MEP and CCL dollar rise again and the gap reaches the highest level of the week

The Financial dollars rise for the third consecutive day This Friday, August 2, they consolidated above $1,300 and brought the gap with the official rate above 40%. The quotes have fallen by up to 4.8% in July amid the intervention of the Central Bank (BCRA) in the stock market to reduce the gap.

The dollar MEP amounts to $19.81 (1.5%) $1,319.95, Meanwhile he CCL advances $18.09 (1.4%) to $1,320.33. In both cases the spread with the wholesaler regulated by the BCRA It stands at 41.1%, the highest level of the week.

Regarding last Friday Stock exchange rates are recording a disparate behaviorsince the MEP recorded a decrease of $3.20 (-0.2%) and the CCL a slight increase of $2.48 (0.2%).

Carry trade and regional context, the causes of the rebound of financial markets

After four consecutive losses, financial markets began to rebound in the last hours of Wednesday.

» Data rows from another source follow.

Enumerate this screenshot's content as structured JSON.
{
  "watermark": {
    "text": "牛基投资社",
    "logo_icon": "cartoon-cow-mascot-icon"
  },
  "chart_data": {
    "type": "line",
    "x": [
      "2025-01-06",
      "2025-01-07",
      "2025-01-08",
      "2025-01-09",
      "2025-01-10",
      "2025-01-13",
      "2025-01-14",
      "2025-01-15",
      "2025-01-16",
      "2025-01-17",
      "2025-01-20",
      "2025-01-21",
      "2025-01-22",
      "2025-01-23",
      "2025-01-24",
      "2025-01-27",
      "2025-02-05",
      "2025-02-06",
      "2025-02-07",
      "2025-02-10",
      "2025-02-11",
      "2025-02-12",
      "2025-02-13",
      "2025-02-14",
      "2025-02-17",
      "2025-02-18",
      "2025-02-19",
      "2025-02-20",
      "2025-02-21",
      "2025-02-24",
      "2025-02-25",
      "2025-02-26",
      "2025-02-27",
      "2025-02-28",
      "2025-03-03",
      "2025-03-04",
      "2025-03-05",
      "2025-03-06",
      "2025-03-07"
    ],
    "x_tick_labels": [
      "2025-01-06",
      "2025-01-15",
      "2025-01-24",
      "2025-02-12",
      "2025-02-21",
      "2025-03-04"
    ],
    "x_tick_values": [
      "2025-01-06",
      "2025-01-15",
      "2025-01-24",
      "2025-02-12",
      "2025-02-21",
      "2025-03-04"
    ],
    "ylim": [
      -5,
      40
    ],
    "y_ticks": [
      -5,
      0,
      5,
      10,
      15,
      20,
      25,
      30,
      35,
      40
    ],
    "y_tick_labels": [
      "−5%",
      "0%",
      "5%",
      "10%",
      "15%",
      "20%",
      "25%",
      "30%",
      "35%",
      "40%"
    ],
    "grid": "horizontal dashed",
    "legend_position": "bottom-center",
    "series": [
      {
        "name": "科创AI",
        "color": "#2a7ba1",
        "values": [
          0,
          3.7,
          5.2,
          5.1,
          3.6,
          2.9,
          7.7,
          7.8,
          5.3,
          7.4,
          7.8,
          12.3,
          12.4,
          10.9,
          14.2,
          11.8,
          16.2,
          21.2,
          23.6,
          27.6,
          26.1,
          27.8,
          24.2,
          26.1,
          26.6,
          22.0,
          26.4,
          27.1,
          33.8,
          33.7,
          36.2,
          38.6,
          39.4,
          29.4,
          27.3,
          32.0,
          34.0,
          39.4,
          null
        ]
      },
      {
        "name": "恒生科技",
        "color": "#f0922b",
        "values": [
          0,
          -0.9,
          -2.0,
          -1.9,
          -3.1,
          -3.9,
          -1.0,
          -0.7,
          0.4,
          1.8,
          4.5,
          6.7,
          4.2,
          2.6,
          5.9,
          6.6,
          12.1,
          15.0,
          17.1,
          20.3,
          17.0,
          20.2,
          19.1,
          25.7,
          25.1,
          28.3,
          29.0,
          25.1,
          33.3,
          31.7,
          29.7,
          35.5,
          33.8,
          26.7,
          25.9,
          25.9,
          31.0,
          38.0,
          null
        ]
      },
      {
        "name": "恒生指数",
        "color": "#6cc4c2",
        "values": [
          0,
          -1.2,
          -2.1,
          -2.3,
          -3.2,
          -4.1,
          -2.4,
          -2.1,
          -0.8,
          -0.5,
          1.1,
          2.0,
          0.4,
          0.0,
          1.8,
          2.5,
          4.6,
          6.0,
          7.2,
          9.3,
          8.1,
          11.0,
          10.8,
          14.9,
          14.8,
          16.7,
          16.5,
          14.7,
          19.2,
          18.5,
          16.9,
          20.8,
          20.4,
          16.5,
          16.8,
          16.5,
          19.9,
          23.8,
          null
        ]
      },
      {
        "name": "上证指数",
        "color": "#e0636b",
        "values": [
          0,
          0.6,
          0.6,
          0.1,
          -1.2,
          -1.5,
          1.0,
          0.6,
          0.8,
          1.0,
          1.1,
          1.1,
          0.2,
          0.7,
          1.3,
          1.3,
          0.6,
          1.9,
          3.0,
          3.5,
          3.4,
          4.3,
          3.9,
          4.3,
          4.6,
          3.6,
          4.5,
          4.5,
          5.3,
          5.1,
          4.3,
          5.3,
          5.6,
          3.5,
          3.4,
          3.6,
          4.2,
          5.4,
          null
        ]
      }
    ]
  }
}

Carry trade operations and the devaluation of regional currencies appear to be the main factors explaining this reversal, according to specialists.

Recent declines may have sparked increased demandbeyond the fact that in the current context the gap could be narrowed – with the fiscal and monetary tightening in the background – due to the greater inflow of funds from money laundering and tax obligations, credits from organizations and a higher real rate that was awakening greater interest in placements in pesos, especially through the Lecaps,” the economist told this media. Gustavo Ber.

For its part, Andres Reschinia master’s degree holder in finance, warned that the bullish behavior probably has to do with the depreciation of the region’s currencies.

Along the same lines, the economist Amilcar Collante pointed out the external context as the main factor“You have emerging currencies, particularly the real, depreciating, and the dollar a little stronger on a global scale. Without a doubt, that impacts you in the region and in Argentina, despite the exchange controls,” he said.

The Government may set a ceiling if it intervenes again with a little more firepower, but in reality what happened today is something exogenous.“We need to look at the dynamics going forward to see if the market also perceives that the accumulation of reserves has slowed down,” he added.

Reserves under pressure

In July the Government began a new stage of monetary policy, which includes the Use of BCRA reserves to intervene in the CCL pricewith the dual objective of closing the gap and absorbing the $2.4 million that were issued through the purchase of foreign currency in the official market since April.

Although market sources have confirmed that the level of intervention has been considerably reduced in recent days, there is concern that the scarce dollars in the Central Bank are at risk.

After hitting a low since January, and marking a negative of more than US$7 billion in net terms, reserves rebounded this Thursday.